How my Oracle 19C Real Application Cluster crashed?
Wanted to share an interesting situation where one of our clusters crashed in a quite strange manner.
We have an application doing various things on a Oracle 19c RAC environment and almost all of them pass through a global sequence.
As you would be expected if for some reason this sequence stopped working - then the whole application will die in a matter of minutes due to connection pool exhaustion.
And now on the interesting part - we were waked up during the night with an application down high priority call.
When checking the sessions - it was apparent that we had a latch/mutex situation as all sessions ( ~200 ) were blocked on this particular sequence with event "enq: SV - contention", and additionally the SQL_EXEC_START times were not moving - which indicated a locking situation, not just a high volume of transactions and concurrency.
When I tried to manually select the next value from the sequence the session hanged with the same wait event which confirmed the situation.
Then we continued to troubleshoot this as a normal locking issue by ordering the active sessions based on the SQL_EXEC_START , with the difference that there was no easy way to find which is the root of the locks as there were no BLOCKING_SESSIONS populated.
So we started to check session by session and the connection with the longest wait time (oldest SQL_EXEC_START) was actually blocked on another event - > "gc current request".
Now this event normally indicates that the current instance is waiting for a block to be sent from another node, which should be in a matter of milliseconds wait time.

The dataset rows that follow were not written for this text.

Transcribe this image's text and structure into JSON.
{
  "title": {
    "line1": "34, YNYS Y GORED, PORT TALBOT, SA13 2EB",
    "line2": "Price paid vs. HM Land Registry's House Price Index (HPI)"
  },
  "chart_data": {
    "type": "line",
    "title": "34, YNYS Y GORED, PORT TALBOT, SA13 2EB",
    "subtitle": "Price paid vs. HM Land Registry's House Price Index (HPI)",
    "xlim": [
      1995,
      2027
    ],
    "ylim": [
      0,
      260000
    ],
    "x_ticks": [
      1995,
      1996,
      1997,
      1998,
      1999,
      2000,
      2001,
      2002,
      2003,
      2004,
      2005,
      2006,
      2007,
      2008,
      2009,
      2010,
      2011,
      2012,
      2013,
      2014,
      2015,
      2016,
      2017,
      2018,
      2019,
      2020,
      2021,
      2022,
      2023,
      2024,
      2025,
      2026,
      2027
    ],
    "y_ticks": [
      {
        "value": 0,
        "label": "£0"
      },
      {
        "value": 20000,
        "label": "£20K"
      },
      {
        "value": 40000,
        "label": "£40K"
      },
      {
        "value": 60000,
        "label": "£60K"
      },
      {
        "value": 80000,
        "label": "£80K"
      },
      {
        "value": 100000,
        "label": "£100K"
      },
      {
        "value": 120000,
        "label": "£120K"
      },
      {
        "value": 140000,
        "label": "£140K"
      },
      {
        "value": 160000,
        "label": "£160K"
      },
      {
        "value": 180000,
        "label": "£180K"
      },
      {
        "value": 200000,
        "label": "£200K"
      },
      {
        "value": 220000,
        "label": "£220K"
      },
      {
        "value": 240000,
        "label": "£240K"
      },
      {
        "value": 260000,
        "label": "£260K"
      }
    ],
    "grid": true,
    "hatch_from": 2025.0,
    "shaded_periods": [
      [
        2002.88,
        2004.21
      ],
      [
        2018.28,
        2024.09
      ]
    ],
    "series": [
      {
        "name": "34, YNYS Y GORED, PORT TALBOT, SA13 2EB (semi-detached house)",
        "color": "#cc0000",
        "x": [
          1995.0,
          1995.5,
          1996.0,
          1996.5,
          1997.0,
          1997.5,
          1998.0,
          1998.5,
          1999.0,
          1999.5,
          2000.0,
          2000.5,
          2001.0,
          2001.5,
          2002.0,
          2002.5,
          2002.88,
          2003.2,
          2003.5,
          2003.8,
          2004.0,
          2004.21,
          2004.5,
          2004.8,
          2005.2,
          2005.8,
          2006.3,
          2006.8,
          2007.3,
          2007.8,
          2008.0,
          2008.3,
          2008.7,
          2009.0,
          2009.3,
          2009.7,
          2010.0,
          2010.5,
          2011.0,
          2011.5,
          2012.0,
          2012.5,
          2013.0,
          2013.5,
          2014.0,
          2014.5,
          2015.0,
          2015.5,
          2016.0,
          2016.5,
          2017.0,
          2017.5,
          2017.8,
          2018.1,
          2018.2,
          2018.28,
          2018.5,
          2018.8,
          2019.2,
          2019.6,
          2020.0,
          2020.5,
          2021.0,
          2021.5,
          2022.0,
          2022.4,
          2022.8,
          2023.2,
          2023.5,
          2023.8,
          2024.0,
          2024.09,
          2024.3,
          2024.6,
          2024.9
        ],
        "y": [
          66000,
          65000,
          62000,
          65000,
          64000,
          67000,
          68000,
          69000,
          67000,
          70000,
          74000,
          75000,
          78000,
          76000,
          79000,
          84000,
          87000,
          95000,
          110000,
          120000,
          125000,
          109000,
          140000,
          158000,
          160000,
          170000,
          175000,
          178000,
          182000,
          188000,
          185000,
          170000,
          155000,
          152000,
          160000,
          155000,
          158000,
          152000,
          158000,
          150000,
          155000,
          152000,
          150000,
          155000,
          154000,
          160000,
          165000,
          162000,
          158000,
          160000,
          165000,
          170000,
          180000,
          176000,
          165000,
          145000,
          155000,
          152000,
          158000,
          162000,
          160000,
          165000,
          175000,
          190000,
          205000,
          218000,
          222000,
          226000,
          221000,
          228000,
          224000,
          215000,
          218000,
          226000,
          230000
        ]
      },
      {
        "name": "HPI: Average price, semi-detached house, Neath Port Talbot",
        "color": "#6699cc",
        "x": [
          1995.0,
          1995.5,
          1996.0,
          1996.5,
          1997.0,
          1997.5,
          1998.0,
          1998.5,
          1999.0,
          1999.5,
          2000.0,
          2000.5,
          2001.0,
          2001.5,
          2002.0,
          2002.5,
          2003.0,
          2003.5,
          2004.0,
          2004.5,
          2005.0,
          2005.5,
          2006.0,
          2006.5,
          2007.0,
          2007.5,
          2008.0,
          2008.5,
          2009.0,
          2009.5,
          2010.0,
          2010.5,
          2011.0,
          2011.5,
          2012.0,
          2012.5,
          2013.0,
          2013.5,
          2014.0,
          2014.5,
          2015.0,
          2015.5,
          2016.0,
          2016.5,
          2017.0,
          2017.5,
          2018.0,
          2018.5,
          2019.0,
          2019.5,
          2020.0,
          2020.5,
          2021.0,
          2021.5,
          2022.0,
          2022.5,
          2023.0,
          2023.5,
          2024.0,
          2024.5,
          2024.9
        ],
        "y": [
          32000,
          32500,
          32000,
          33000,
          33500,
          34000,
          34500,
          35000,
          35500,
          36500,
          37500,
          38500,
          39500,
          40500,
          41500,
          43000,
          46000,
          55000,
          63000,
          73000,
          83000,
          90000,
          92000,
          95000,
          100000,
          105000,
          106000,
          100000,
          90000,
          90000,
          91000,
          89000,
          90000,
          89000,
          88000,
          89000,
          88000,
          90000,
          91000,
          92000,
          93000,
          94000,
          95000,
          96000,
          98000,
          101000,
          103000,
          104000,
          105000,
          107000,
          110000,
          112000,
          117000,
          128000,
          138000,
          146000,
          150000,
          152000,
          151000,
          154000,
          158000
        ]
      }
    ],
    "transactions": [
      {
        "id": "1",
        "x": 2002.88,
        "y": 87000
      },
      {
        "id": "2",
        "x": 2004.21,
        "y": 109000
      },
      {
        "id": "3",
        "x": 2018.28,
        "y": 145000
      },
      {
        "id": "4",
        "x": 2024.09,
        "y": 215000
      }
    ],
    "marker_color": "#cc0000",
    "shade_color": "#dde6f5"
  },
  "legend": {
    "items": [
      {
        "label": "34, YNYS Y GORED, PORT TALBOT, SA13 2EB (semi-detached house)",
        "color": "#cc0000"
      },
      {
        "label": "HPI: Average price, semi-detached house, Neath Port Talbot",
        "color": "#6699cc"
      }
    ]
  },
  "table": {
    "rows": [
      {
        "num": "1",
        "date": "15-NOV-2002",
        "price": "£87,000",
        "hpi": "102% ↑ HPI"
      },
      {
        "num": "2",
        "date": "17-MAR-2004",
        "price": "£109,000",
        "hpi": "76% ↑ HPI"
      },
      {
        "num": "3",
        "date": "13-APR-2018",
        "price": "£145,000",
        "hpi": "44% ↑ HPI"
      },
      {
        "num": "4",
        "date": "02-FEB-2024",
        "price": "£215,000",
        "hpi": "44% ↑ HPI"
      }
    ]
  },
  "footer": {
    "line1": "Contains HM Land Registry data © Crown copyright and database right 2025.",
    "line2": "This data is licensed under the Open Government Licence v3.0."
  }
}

The strange thing was that the WAIT_TIME was ~40minutes - approximately as much the time since the application was unavailable.
Now all this started to smell as a bug as it's unexpected this wait event to take more than a second.
We did a full hang analyze dump and killed this particular session with "gc current request" - > which unlocked the contention and made the application available again.
Subsequently, Oracle confirmed that we are hitting bug 32245850 "TXTSDAN : DML OPERATIONS HUNG ON "GC CURRENT REQUEST" WAITS”
Currently, our DB's were patched for the bug above and everything looks good so far, but we will keep you in touch if issues arise from this.
As a final note - be careful of the GC-related waits in your application as 19C seems prone to bugs related with cluster wait events. During the investigation with oracle, there were around 5 similar bugs that could be related with the behavior which we experienced.
Additionally never forget to get a hang to analyze the dump in such a situation.